In recent years, real estate developers have significantly limited the construction of new condominium and townhome projects in Minnesota. One reason cited was the perception that homeowner controlled boards of directors of such developments could easily commence costly construction defect claims – of marginal benefit to unit owners as a group – based upon the wishes of only the board or a minority of unit owners. To address the problem, the 2017 legislature amended certain provisions of the Minnesota Common Interest Community Act (Minn. Stats. Sec. 515B.1-101 et.seq.)
The amendments effective August 1, 2017 define “construction defect claims” as including defects in the original design or construction of a common interest community, but excluding claims relating to the subsequent maintenance, repairs, alterations and modifications of the physical elements of the development (Minn. Stat. Sec. 515B.1-103 (11a)), and set forth certain restrictions before an association board can institute construction defect claims against a developer, architect, contractor, construction manager, engineer, declarant, or private inspector. Before such claims may be commenced, the association board must:
Mail or deliver a written notice of the anticipated commencement of such claim to each unit owner which specifies the nature of the alleged construction defect claims, the relief sought, and the manner in which the association proposes to fund the cost of pursuing such claims;
Obtain the approval of unit owners to which a majority of the total votes in the association are allocated, exclusive of votes allocated to units owned by the declarant, affiliate of the declarant, or a foreclosure-mortgagee. (Minn. Stat. Sec. 515B.3-102(d); and
Submit the claim to mediation before a mutually agreeable neutral third party mediator, unless the parties have completed the home warranty dispute resolution process under Section 327A.051 (Minn. Stat. Sec. 515B.4-116(c)).
Further, association boards must prepare and approve a written preventative maintenance plan, maintenance schedule, and maintenance budget for common elements, and must then follow the approved plan. The maintenance plan and schedule must be provided to all unit owners. Boards of common interest communities created before August 1, 2017 have until January 1, 2019 to comply with these requirements. Boards of common interest communities created on or after August 1, 2017 must include an initial maintenance plan, maintenance schedule, and a fully-funded maintenance budget as part of the disclosure statement required under Minn. Stat. Sec. 515B.4-1021. (Minn. Stat. Secs. 515B.3-107 and 515B.4-1021).
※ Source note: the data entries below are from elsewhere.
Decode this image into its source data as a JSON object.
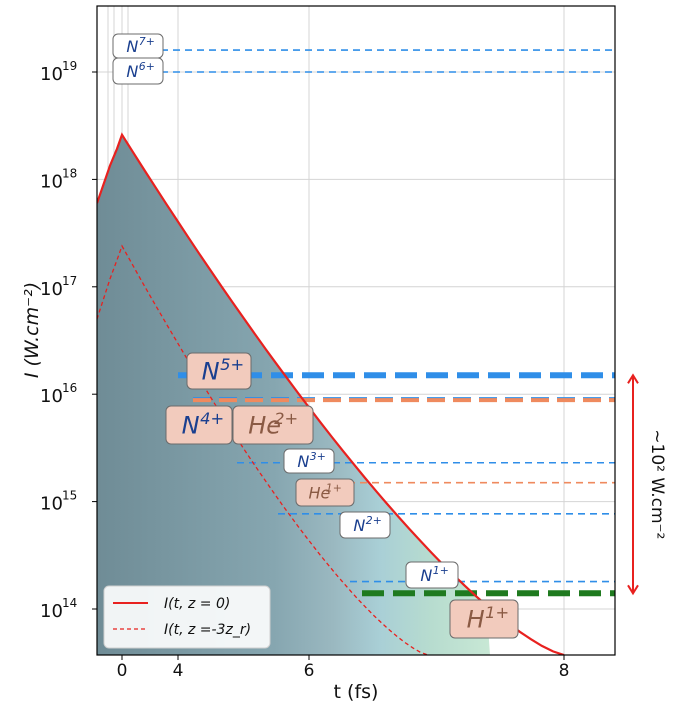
{
  "chart_data": {
    "type": "line",
    "xlabel": "t (fs)",
    "ylabel": "I (W.cm⁻²)",
    "x_scale": "nonlinear",
    "y_scale": "log",
    "ylim": [
      40000000000000.0,
      4e+19
    ],
    "xlim": [
      -0.1,
      9.4
    ],
    "x_ticks": [
      {
        "value": 0,
        "label": "0"
      },
      {
        "value": 4,
        "label": "4"
      },
      {
        "value": 6,
        "label": "6"
      },
      {
        "value": 8,
        "label": "8"
      }
    ],
    "y_ticks": [
      {
        "exp": "14",
        "value": 100000000000000.0
      },
      {
        "exp": "15",
        "value": 1000000000000000.0
      },
      {
        "exp": "16",
        "value": 1e+16
      },
      {
        "exp": "17",
        "value": 1e+17
      },
      {
        "exp": "18",
        "value": 1e+18
      },
      {
        "exp": "19",
        "value": 1e+19
      }
    ],
    "y_tick_base": "10",
    "grid": true,
    "series": [
      {
        "name": "I(t, z = 0)",
        "color": "#e8211f",
        "style": "solid",
        "peak": 2.6e+18,
        "peak_t": 0
      },
      {
        "name": "I(t, z =-3z_r)",
        "color": "#e8211f",
        "style": "dashed",
        "peak": 2.4e+17,
        "peak_t": 0
      }
    ],
    "thresholds": [
      {
        "ion": "N",
        "charge": "7+",
        "value": 1.6e+19,
        "color": "#2f8ee8",
        "weight": "thin"
      },
      {
        "ion": "N",
        "charge": "6+",
        "value": 1e+19,
        "color": "#2f8ee8",
        "weight": "thin"
      },
      {
        "ion": "N",
        "charge": "5+",
        "value": 1.5e+16,
        "color": "#2f8ee8",
        "weight": "thick"
      },
      {
        "ion": "N",
        "charge": "4+",
        "value": 9000000000000000.0,
        "color": "#2f8ee8",
        "weight": "medium"
      },
      {
        "ion": "He",
        "charge": "2+",
        "value": 8800000000000000.0,
        "color": "#ef8a5e",
        "weight": "medium"
      },
      {
        "ion": "N",
        "charge": "3+",
        "value": 2300000000000000.0,
        "color": "#2f8ee8",
        "weight": "thin"
      },
      {
        "ion": "He",
        "charge": "1+",
        "value": 1500000000000000.0,
        "color": "#ef8a5e",
        "weight": "thin"
      },
      {
        "ion": "N",
        "charge": "2+",
        "value": 770000000000000.0,
        "color": "#2f8ee8",
        "weight": "thin"
      },
      {
        "ion": "N",
        "charge": "1+",
        "value": 180000000000000.0,
        "color": "#2f8ee8",
        "weight": "thin"
      },
      {
        "ion": "H",
        "charge": "1+",
        "value": 140000000000000.0,
        "color": "#1f7a1f",
        "weight": "thick"
      }
    ],
    "range_annotation": {
      "text": "~10² W.cm⁻²",
      "color": "#e8211f"
    },
    "legend": "bottom-left"
  }
}
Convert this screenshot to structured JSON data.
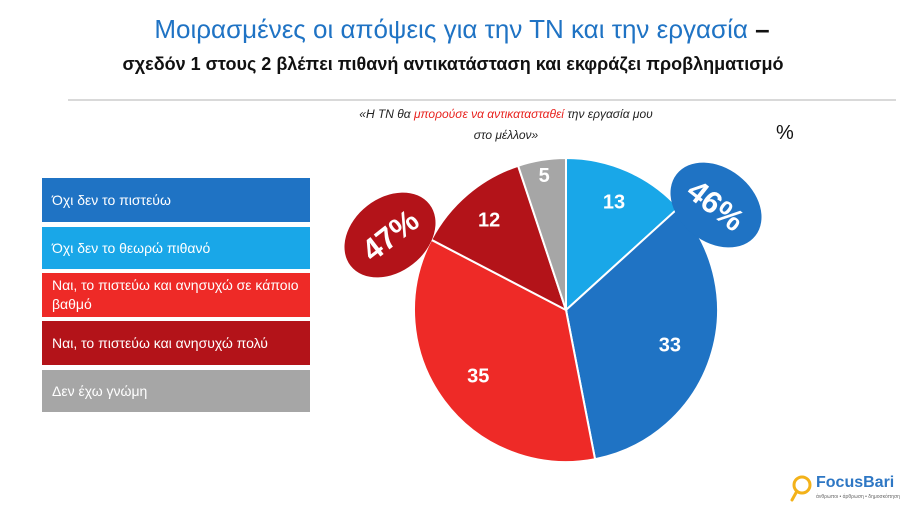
{
  "title": {
    "main": "Μοιρασμένες οι απόψεις για την ΤΝ και την εργασία",
    "dash": "–",
    "subtitle": "σχεδόν 1 στους 2 βλέπει πιθανή αντικατάσταση και εκφράζει προβληματισμό"
  },
  "question": {
    "part1": "«Η ΤΝ θα ",
    "highlight": "μπορούσε να αντικατασταθεί",
    "part2": " την εργασία μου στο μέλλον»"
  },
  "percent_sign": "%",
  "colors": {
    "dark_blue": "#1f73c4",
    "light_blue": "#19a7e8",
    "red": "#ee2a27",
    "dark_red": "#b31319",
    "grey": "#a6a6a6"
  },
  "chart_data": {
    "type": "pie",
    "slices": [
      {
        "label": "Όχι δεν το θεωρώ πιθανό",
        "value": 13,
        "color": "#19a7e8"
      },
      {
        "label": "Όχι δεν το πιστεύω",
        "value": 33,
        "color": "#1f73c4"
      },
      {
        "label": "Ναι, το πιστεύω και ανησυχώ σε κάποιο βαθμό",
        "value": 35,
        "color": "#ee2a27"
      },
      {
        "label": "Ναι, το πιστεύω και ανησυχώ πολύ",
        "value": 12,
        "color": "#b31319"
      },
      {
        "label": "Δεν έχω γνώμη",
        "value": 5,
        "color": "#a6a6a6"
      }
    ],
    "annotations": [
      {
        "text": "46%",
        "color": "#1f73c4"
      },
      {
        "text": "47%",
        "color": "#b31319"
      }
    ]
  },
  "legend": [
    {
      "label": "Όχι δεν το πιστεύω",
      "color": "#1f73c4"
    },
    {
      "label": "Όχι δεν το θεωρώ πιθανό",
      "color": "#19a7e8"
    },
    {
      "label": "Ναι, το πιστεύω και ανησυχώ σε κάποιο βαθμό",
      "color": "#ee2a27"
    },
    {
      "label": "Ναι, το πιστεύω και ανησυχώ πολύ",
      "color": "#b31319"
    },
    {
      "label": "Δεν έχω γνώμη",
      "color": "#a6a6a6"
    }
  ],
  "logo": {
    "name": "FocusBari",
    "tagline": "άνθρωποι • άρθρωση • δημοσκόπηση"
  }
}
Importantly, a development party will not be liable for loss or damage under the implied warrant obligations of Section 515B.113 caused by the failure of the association or unit owner to comply with the preventative maintenance plan, maintenance schedule and maintenance budget, unless such loss or damage is due to the failure to comply with those requirements during the period of declarant control of the board.